Tuesday, August 17, 2010

Weeks Too Late: Ink

Ink. Written & Directed by Jamin Winans.

Preconceptions: Here comes another one of my shot in the dark reviews. Yes, in order to pluck the gems out of the squalor I've picked another movie I hadn't heard of that looked interesting, basically at random. This has worked out well for me in the past, right? Not a whole lot of preconceptions for this movie, except that I knew it was a bit popular online and that I thought it was animated (it really wasn't, not really sure where that one came from).
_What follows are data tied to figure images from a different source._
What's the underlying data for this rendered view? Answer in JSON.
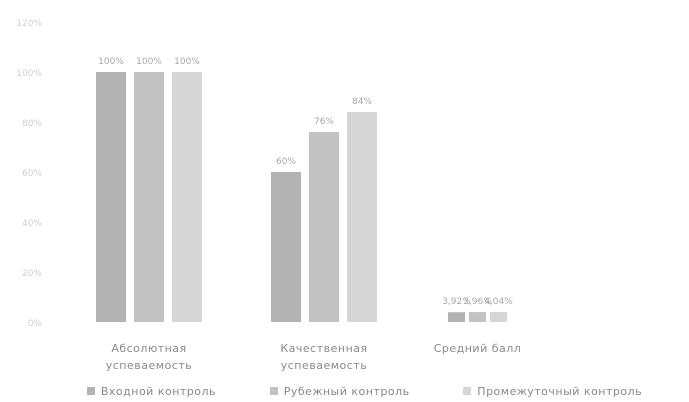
{
  "chart_data": {
    "type": "bar",
    "categories": [
      "Абсолютная\nуспеваемость",
      "Качественная\nуспеваемость",
      "Средний балл"
    ],
    "series": [
      {
        "name": "Входной контроль",
        "values": [
          100,
          60,
          3.92
        ],
        "labels": [
          "100%",
          "60%",
          "3,92%"
        ],
        "color": "#b3b3b3"
      },
      {
        "name": "Рубежный контроль",
        "values": [
          100,
          76,
          3.96
        ],
        "labels": [
          "100%",
          "76%",
          "3,96%"
        ],
        "color": "#c2c2c2"
      },
      {
        "name": "Промежуточный контроль",
        "values": [
          100,
          84,
          4.04
        ],
        "labels": [
          "100%",
          "84%",
          "4,04%"
        ],
        "color": "#d6d6d6"
      }
    ],
    "y_ticks": [
      "0%",
      "20%",
      "40%",
      "60%",
      "80%",
      "100%",
      "120%"
    ],
    "ylim": [
      0,
      120
    ],
    "grid": false,
    "legend_position": "bottom"
  }
}
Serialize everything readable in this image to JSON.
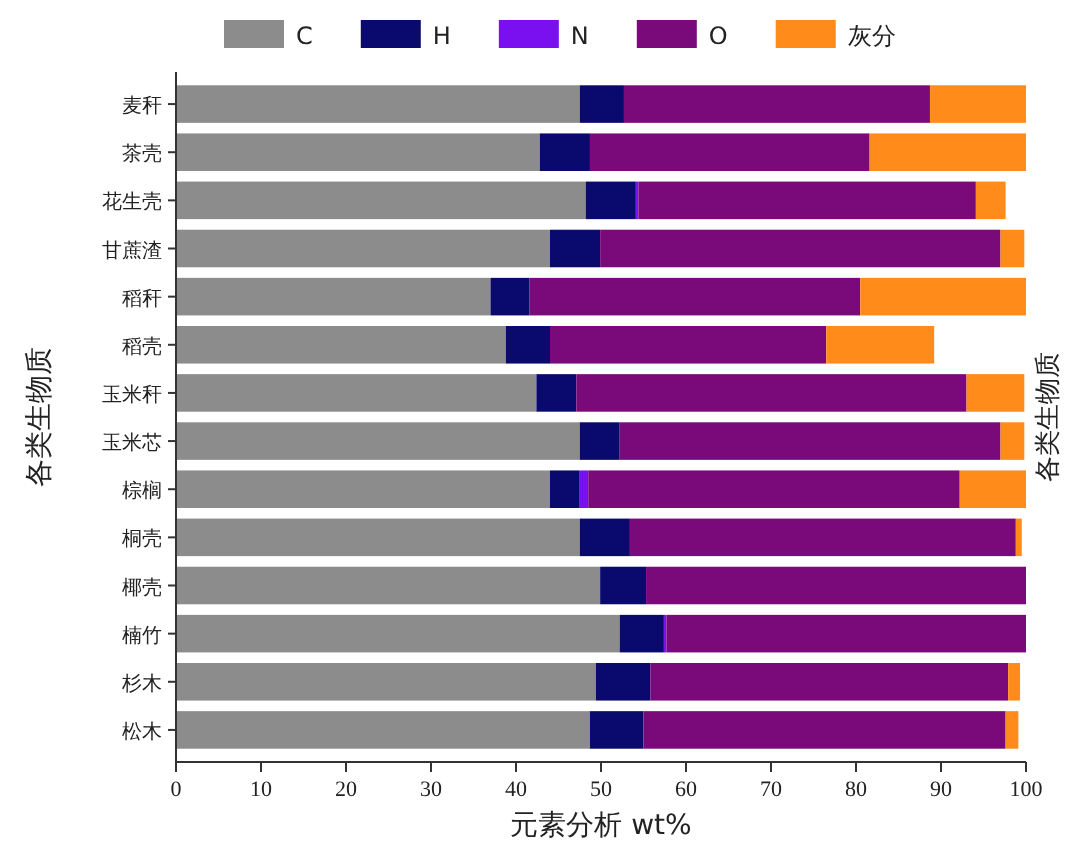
{
  "chart_data": {
    "type": "bar",
    "orientation": "horizontal",
    "stacked": true,
    "legend": "top",
    "xlabel": "元素分析 wt%",
    "ylabel": "各类生物质",
    "y2label": "各类生物质",
    "categories": [
      "麦秆",
      "茶壳",
      "花生壳",
      "甘蔗渣",
      "稻秆",
      "稻壳",
      "玉米秆",
      "玉米芯",
      "棕榈",
      "桐壳",
      "椰壳",
      "楠竹",
      "杉木",
      "松木"
    ],
    "xlim": [
      0,
      100
    ],
    "xticks": [
      0,
      10,
      20,
      30,
      40,
      50,
      60,
      70,
      80,
      90,
      100
    ],
    "series": [
      {
        "name": "C",
        "color": "#8c8c8c",
        "values": [
          47.5,
          42.8,
          48.2,
          44,
          37,
          38.8,
          42.4,
          47.5,
          44,
          47.5,
          49.9,
          52.2,
          49.4,
          48.7
        ]
      },
      {
        "name": "H",
        "color": "#0a0a6e",
        "values": [
          5.2,
          5.9,
          5.9,
          5.9,
          4.6,
          5.2,
          4.7,
          4.7,
          3.5,
          5.9,
          5.4,
          5.2,
          6.4,
          6.3
        ]
      },
      {
        "name": "N",
        "color": "#7a10f0",
        "values": [
          0,
          0,
          0.3,
          0,
          0,
          0,
          0,
          0,
          1,
          0,
          0,
          0.3,
          0,
          0
        ]
      },
      {
        "name": "O",
        "color": "#7a0a7a",
        "values": [
          36,
          32.9,
          39.7,
          47.1,
          38.9,
          32.5,
          45.9,
          44.8,
          43.7,
          45.4,
          44.7,
          42.3,
          42.1,
          42.6
        ]
      },
      {
        "name": "灰分",
        "color": "#ff8c1a",
        "values": [
          11.3,
          18.4,
          3.5,
          2.8,
          19.5,
          12.7,
          6.8,
          2.8,
          7.8,
          0.7,
          0,
          0,
          1.4,
          1.5
        ]
      }
    ]
  }
}
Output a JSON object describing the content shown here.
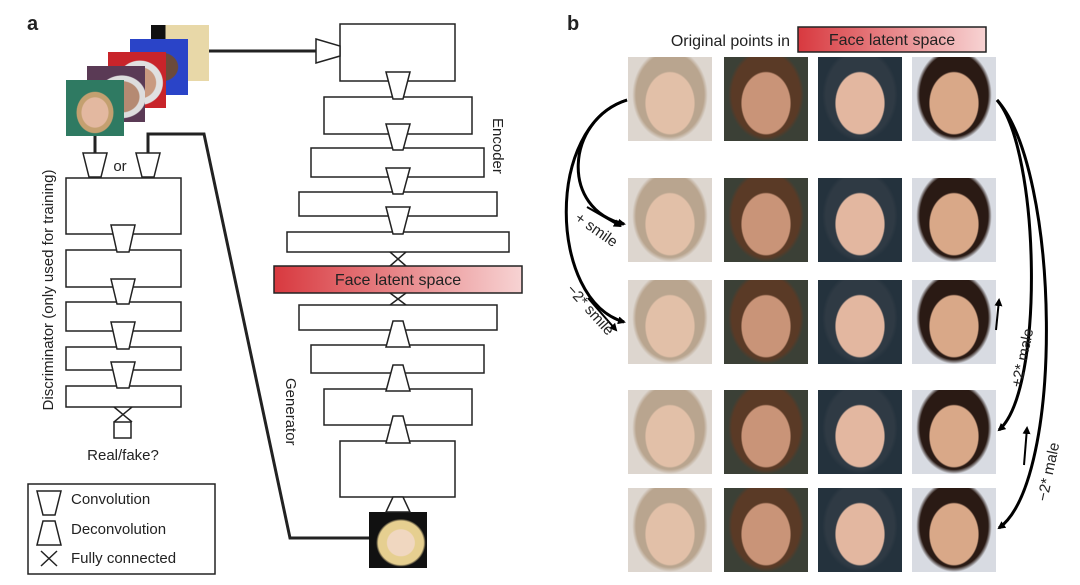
{
  "panel_a": {
    "label": "a",
    "encoder_label": "Encoder",
    "generator_label": "Generator",
    "discriminator_label": "Discriminator (only used for training)",
    "or_label": "or",
    "latent_label": "Face latent space",
    "output_label": "Real/fake?",
    "legend": [
      {
        "icon": "convolution-icon",
        "label": "Convolution"
      },
      {
        "icon": "deconvolution-icon",
        "label": "Deconvolution"
      },
      {
        "icon": "fully-connected-icon",
        "label": "Fully connected"
      }
    ]
  },
  "panel_b": {
    "label": "b",
    "header_text": "Original points in",
    "latent_label": "Face latent space",
    "arrows": {
      "plus_smile": "+ smile",
      "minus_smile": "−2* smile",
      "plus_male": "+2* male",
      "minus_male": "−2* male"
    }
  },
  "colors": {
    "latent_red": "#d8393f",
    "latent_light": "#f7d3d3"
  }
}
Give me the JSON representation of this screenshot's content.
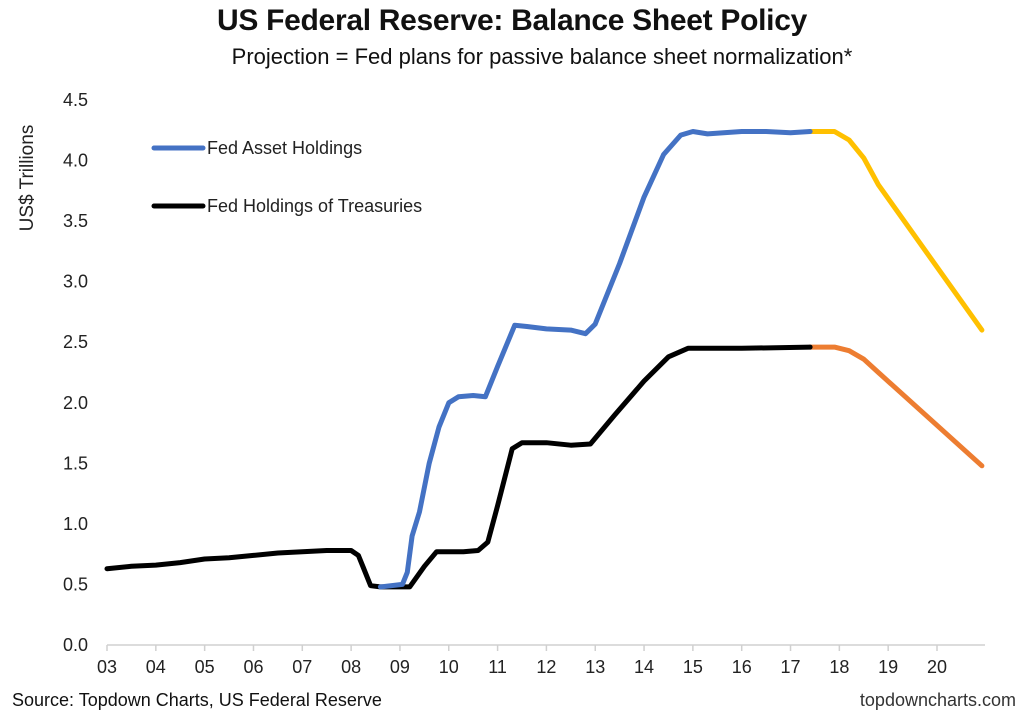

General Review: Well, cupcakes, you might not know what the basic plot of this one is, because it is independent and mostly released online. This is normally the point where I give you a helpful plot summary, but since in this case that will entirely spoil the movie, I'm not gonna. You've been reading for some months now and reading a blog for that long surely means you've given me your unstinting, blind trust, right? Of course you have! It's practically contractual.

Now that I'm assured of your faith in my taste, I want to give this flick a big thumbs up. I've seen a good chunk of smart movies in my time, but I haven't seen a ton of smart movies that acknowledge that the audience isn't mostly brain dead. Ink expects you to be able to understand basic narrative flow, be able to fill in any niggling gaps with your own well thought-out suppositions and generally keep up with a fast pace of information. While I've certainly seen any number of entertaining movies, it's a rare one that sparks my brain into action and expects me to give a little effort back. This movie walked the tiny line between being irritatingly artsy and confusing and spoon-feeding obvious information to the audience (I know it sounds like a great big highway of a line, but me oh my, it isn't). The story takes a number of the rather tarnished standard plot points and gives them the polishing they've needed for ages.

Quinn Hunchar is one of the better child actors I've ever seen at work. She had a good script to work with, but it was her charm and skill that made me give a damn about what happened to her. Given that there are tumblers of water that have more maternal instinct than me, it was an impressive feat. She managed to stay childlike, like an actual child, not the syrupy precocious automaton I've come to expect from movies. The close relationship between her and her father was set up in one brief, well constructed scene. I've seen entire movies that didn't set up relationships this well. While we're continuing to talk about difficult things this movie managed to do, lets round it out with a third: Jennifer Batter played a believable chick warrior character. She wasn't any of the stereotypes that I've grown so DVD-turning-off-ily sick of. She wasn't distant and heartless with a fiery libido just waiting for a man to match her, she wasn't the femme fatale and she wasn't just Conan in drag. Again, equal parts writing and acting (and good costuming, which was consistently good throughout), but Batter made me believe that she was a person as well as an ass kicker.

Ink uses a lot of hand held camera work and heavy colour washes. These are two things that usually make me pause and put my head between my knees. It wasn't the violence, but the washed out shakiness of Saving Private Ryan that made me feel sick. While I certainly can't promise that Ink will be the exception to vertigo for you, it was for me. Yes, the camera work is shaky and a bit undecided about what it wants to be looking at from second to second, but this is one of the rare cases I've seen in which that works. And if I ever say that about hand held camera again, may the back of my head be firmly smacked. The camera work and good choreography also managed to give the fight scenes the feeling of jumbled claustrophobia that so many movies seem to be trying for and failing.

Let me conclude my gushing with a discussion of the special effects. My irrational love for 70s horror has given me a real appreciation for doing a lot with the minor effects budget you have. A well-constructed trick on iMovie can easily be more appealing and realistic than something done for millions of dollars by a high end effects house. A simple set of hand held drums opens portals with a small flash of light and colour washes tell us what world we're in (tired of me hinting at story elements yet?). The effects in this movie are simply done but ultimately effective (I always had a pretty good idea of what the hell was supposed to be going on) and looked really cool as well.

One of the few complaints I have about Ink is that the link between the second and third act drag. There is a twenty minute period before we get to the climax where my interest started to wander. Don't worry, it's over quickly and we're right back into great movie.

Despite being an indy film, if I've piqued your interest, you don't have to wait for it to come to whatever theater plays weird movies nearby. You can get Ink in a number of ways on the Double Edge Films website, including renting it on YouTube for two bucks (hey, that's what rentals used to cost when I was a girl, I'm not getting old, who says that I am?). You will find those two bucks to be well spent. In case you hadn't noticed, this movie has my glowing-est endorsement. It's clever, funny and beautiful. Not to mention it proved me wrong about hand held camera being a blight upon film making, though the film industry should not take this as a challenge to make me care about bullet time again.


  1. I'm so glad you reviewed this movie! It's in my queu. I picked for the same reason you did. Now I know I can look forward to it.

  2. I love playing Russian Roulette with Netflix.

  3. It's well worth the look. If you follow the link you can cheaply buy a YouTube rental or get a copy of the disk. It's also on Netflix streaming (I love Netflix so much).